When Lola turned 75, Tizon inherited her from his mother, and to his credit, he and his wife tried to make up for his family’s abuse. He gave her a $200 weekly salary and the assurance that she was truly free to do as she pleased. Lola proved unable to break her habit of servitude, however.
Tizon also sponsored a trip home for Lola on her 83rd birthday to visit her family, after which she nonetheless decided to stay with Tizon’s family in the United States.
Her family was Alex Tizon’s siblings, his mother and his own children, whom she came to regard as her own. Hence, while indeed there was exploitation, Lola herself might not have regarded it as such.
Lola passed away at age 86, and in a masterful recounting of a trip back through lahar country, Tizon tells of how he accompanied her ashes back to her hometown. By this time, only her 98-year-old sister Gregoria, her niece Ebia and their extended family were there.
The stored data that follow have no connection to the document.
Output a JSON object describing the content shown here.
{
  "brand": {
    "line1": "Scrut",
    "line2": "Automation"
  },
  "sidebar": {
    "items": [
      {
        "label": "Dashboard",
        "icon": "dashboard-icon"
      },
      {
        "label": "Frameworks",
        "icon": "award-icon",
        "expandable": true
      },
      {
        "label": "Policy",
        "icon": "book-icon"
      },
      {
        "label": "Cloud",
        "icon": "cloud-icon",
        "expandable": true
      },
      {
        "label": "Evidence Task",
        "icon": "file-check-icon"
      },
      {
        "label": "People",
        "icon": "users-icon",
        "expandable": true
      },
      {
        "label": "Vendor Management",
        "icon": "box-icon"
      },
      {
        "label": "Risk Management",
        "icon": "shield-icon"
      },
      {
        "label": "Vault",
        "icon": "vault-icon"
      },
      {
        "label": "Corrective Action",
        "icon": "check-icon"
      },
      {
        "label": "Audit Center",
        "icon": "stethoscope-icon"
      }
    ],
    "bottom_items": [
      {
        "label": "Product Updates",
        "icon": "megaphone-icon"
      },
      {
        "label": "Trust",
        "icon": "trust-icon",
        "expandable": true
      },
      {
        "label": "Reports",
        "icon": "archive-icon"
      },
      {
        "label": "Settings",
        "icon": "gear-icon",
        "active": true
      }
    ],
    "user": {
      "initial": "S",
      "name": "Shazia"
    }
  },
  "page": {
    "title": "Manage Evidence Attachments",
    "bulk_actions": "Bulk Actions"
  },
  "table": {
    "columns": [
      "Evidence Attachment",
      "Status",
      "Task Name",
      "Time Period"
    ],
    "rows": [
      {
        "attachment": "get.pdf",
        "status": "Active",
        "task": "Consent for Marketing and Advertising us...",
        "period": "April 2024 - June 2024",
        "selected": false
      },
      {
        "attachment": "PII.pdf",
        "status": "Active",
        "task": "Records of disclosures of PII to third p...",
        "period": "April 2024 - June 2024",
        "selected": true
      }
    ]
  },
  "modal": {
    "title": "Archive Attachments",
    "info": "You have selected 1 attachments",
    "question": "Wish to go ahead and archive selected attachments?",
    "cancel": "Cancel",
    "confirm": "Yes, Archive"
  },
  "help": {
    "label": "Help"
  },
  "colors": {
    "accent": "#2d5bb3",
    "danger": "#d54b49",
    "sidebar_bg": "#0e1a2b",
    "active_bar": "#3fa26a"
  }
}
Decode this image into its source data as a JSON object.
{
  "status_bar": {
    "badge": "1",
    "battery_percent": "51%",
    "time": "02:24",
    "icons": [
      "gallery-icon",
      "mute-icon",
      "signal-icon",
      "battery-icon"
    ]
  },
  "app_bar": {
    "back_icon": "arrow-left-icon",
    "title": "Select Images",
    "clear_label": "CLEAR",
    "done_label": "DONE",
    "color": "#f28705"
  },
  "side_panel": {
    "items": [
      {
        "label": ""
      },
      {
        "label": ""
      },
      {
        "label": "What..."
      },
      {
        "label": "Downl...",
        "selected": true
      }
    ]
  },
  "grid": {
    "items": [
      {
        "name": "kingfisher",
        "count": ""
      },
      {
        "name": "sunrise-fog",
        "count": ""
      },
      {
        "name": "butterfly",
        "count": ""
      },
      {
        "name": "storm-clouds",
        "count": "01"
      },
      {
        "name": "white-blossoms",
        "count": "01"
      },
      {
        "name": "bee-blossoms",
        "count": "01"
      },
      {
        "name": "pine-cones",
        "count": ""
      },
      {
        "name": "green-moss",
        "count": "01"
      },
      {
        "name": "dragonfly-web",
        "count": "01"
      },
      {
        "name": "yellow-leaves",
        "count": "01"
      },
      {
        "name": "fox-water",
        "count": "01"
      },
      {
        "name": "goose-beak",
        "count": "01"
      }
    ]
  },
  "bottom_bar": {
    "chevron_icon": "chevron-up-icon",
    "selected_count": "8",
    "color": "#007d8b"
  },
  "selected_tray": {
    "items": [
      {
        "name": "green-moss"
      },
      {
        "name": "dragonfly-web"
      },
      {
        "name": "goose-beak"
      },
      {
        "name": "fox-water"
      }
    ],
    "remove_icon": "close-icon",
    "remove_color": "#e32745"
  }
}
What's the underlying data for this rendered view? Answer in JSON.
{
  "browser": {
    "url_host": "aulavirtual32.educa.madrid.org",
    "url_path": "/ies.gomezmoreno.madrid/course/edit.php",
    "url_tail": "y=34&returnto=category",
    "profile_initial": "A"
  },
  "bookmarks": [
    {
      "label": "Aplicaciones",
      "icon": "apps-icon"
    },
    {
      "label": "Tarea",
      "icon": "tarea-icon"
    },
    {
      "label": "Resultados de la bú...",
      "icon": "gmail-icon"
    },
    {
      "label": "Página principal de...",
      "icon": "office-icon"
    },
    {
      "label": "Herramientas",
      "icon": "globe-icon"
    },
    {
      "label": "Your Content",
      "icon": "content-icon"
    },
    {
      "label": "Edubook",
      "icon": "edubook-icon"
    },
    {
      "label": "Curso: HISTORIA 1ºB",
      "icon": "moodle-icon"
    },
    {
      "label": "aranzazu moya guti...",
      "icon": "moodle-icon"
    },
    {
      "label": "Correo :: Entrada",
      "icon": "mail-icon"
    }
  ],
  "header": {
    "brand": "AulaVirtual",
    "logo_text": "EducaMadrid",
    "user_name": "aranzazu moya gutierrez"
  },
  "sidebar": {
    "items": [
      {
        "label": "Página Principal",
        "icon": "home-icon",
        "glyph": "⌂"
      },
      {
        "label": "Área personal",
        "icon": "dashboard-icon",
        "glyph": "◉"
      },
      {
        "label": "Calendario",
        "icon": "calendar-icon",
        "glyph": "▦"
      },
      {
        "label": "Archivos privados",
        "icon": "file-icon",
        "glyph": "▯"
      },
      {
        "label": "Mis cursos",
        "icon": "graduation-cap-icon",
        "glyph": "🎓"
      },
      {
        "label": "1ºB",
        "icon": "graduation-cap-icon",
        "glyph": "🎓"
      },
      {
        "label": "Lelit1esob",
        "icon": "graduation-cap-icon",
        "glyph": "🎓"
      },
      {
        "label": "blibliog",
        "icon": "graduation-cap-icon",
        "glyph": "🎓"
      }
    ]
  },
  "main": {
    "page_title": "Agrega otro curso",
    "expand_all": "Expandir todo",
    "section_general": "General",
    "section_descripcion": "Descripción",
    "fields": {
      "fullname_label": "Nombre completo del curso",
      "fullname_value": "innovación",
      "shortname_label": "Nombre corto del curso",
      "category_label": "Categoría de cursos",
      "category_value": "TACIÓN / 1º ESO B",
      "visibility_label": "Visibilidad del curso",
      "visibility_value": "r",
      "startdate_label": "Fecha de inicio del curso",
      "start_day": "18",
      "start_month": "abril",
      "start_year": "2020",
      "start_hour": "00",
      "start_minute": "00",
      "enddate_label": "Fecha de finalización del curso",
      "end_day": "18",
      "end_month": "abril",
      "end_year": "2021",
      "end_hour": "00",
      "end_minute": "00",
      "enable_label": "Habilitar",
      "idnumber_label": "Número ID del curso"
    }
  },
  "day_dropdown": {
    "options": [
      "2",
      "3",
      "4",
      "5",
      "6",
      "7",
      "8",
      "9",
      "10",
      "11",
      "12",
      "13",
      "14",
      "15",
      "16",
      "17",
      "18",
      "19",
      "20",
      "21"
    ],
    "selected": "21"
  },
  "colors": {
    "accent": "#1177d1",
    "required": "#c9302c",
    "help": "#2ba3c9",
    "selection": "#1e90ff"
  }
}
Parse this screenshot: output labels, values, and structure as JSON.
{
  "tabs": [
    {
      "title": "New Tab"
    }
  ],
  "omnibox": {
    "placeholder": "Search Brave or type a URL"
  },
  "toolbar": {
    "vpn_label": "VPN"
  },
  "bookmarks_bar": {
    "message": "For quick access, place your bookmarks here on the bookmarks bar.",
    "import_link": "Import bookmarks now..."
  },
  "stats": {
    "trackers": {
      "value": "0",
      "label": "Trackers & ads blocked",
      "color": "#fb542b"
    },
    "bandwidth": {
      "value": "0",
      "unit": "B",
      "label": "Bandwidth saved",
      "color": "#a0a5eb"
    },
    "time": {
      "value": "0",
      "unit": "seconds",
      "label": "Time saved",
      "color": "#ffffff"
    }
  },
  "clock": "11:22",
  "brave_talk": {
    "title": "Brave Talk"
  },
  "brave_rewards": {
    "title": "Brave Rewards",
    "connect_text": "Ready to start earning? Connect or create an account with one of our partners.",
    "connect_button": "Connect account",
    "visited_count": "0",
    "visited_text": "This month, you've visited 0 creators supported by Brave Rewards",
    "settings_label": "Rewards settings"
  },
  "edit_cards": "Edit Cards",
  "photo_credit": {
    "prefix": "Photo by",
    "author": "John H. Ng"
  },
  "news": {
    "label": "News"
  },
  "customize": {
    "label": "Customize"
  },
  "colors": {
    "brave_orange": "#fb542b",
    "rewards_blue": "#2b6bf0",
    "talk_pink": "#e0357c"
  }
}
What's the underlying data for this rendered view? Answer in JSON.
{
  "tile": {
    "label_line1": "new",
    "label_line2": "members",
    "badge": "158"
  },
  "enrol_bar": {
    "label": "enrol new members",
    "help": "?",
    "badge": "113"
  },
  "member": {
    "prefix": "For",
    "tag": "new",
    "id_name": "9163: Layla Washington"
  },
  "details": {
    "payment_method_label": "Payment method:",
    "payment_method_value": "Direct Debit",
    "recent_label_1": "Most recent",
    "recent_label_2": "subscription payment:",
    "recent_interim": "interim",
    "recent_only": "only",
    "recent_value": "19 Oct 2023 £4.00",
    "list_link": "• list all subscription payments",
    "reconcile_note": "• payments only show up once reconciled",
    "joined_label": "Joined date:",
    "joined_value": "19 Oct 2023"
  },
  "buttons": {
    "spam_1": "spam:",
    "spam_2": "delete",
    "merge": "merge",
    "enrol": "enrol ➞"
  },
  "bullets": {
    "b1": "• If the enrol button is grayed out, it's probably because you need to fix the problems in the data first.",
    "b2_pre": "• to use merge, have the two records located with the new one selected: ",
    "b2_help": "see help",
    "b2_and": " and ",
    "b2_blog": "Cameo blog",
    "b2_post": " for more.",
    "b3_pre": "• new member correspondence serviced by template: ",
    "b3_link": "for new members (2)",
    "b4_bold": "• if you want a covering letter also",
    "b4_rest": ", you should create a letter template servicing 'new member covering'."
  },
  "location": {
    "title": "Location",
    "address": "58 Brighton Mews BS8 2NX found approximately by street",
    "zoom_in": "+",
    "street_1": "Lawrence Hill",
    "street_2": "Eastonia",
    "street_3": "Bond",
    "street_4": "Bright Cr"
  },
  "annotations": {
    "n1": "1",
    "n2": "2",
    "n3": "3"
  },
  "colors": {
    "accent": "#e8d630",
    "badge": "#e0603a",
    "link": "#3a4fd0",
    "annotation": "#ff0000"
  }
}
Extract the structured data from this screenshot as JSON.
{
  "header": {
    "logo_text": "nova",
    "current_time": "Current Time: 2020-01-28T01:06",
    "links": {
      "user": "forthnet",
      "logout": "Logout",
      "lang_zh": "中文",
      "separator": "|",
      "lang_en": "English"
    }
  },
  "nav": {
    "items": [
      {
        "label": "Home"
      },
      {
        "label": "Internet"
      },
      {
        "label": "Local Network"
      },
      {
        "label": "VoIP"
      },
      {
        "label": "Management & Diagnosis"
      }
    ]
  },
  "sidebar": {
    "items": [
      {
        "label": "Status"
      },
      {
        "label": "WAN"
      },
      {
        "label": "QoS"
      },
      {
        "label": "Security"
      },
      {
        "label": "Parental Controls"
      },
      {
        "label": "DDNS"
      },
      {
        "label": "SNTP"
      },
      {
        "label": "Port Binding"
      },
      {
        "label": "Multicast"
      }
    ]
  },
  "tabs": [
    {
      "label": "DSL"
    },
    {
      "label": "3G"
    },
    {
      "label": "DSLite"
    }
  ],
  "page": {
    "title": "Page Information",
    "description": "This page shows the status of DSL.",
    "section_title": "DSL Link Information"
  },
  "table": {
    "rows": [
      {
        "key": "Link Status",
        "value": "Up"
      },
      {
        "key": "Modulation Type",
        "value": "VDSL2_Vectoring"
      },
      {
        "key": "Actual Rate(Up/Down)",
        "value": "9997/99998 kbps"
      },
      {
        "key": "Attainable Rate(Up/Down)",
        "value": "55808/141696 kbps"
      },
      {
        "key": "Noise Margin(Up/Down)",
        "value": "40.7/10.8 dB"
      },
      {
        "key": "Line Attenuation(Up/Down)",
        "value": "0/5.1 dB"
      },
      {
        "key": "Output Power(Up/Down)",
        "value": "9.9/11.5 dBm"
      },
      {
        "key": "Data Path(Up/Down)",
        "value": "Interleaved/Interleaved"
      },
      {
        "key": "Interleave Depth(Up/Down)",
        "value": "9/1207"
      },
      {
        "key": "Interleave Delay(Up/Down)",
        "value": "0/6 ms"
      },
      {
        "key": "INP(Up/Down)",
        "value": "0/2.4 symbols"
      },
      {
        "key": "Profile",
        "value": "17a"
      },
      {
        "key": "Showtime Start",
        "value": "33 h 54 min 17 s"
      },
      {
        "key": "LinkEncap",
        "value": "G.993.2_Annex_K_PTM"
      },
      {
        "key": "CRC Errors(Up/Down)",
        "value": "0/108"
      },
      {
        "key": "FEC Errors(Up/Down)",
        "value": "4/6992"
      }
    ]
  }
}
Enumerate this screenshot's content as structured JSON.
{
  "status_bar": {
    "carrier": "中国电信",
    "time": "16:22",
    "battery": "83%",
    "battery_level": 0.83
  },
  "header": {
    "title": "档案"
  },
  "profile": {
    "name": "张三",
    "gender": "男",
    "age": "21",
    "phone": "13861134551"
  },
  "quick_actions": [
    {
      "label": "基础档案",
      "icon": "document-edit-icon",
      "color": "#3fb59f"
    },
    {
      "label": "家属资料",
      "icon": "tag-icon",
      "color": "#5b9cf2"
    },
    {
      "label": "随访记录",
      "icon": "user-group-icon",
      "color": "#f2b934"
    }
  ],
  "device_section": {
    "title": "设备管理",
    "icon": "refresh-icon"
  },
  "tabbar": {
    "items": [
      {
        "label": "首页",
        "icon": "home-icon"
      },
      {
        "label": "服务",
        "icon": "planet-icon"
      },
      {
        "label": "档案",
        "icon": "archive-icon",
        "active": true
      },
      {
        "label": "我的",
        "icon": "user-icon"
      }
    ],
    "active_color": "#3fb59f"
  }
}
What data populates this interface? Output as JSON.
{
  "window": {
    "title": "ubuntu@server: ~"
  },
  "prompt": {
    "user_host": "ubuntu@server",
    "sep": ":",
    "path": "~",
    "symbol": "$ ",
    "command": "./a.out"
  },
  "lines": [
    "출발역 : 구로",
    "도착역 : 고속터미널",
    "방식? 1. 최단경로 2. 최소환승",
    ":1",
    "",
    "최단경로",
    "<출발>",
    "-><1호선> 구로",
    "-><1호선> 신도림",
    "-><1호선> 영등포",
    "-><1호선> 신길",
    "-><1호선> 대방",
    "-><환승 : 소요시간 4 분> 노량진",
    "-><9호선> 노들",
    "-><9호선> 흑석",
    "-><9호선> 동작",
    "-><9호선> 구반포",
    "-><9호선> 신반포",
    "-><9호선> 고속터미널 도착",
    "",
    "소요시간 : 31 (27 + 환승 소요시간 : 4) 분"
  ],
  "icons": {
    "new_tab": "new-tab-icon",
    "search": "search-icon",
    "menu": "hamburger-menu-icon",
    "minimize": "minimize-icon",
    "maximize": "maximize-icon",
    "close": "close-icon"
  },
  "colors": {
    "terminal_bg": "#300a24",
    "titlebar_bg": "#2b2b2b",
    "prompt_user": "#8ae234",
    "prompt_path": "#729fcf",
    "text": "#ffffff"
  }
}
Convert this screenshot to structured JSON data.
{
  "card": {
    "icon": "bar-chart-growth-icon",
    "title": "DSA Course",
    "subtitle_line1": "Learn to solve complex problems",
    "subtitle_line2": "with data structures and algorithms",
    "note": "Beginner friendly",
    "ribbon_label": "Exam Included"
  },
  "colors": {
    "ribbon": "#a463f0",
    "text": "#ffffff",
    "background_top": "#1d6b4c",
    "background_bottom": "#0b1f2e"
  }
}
A question may be asked, why this somewhat Gothic tale has fascinated both American and Filipino audiences.
For Americans, it reveals an underworld that exists in pockets throughout America which, while it no longer officially condones slavery, nevertheless tolerates sweatshops as well as underpaid or exploited illegal immigrants, and welcomes cheap goods manufactured in Third World countries (even by Trump enterprises).
Unexplored tradition
For Filipinos, the still unexplored history and tradition of slavery in our country raises uneasy questions, like, why does 10 percent of our population work and live abroad? Why do we pride ourselves in being nannies or “caregivers” to the world? Why do we maintain a servile foreign policy in the process of changing our masters, protectors or so-called allies?
The late Alex Tizon himself viewed his family’s relationship with Lola from an American perspective. For instance, he asserts that the Spanish came “in the 15th (sic) century” to enslave the Filipinos and brought African and Indian slaves, as well, presumably through Latin America. In fact, the Law of the Indies expressly forbade slavery, and there is no evidence that slaves were ever brought from America or Africa to populate the Philippines.
To be sure, Spanish friar rule was paternalistic and servitude continued, but Christianity introduced a new world view in which both datu and alipin would be judged by the same God, and rewarded or punished in the same measure. In fact, it was Muslims from the South who continued the practice of slave raids in the Visayas and parts of Luzon.
One might argue that even the Tizons became slaves to the American dream, as distilled through the prism of neocolonialism in the Philippines. Since the father earned only $5,600 a year as a commercial analyst in a Philippine consulate, he took on odd jobs to supplement his income. The mother worked 24-hour shifts to become a doctor. In the end, both achieved their goal of settling their brood successfully in the United States, but at the expense of a broken family—and Lola.
America represented success, and it would never have occurred to them to move back to the Philippines, which would have meant abject failure.
This is a tale repeated in various forms in our overseas Filipino workers. Instead of using labor in our own country, we send our women to places like Saudi Arabia, Singapore and Hong Kong, even when we know that they will be subjected to subhuman conditions and paid slave wages. After the President’s visits to China and Russia, government agencies trumpeted that those countries would welcome Filipino OFWs as “caregivers.”
Alipin or oripun may sound like antiquated terms to us, but in light of a more overtly revived datu tradition today, this morality tale of Alex Tizon and his family could explain the mentality behind our continuing and burgeoning national bondage.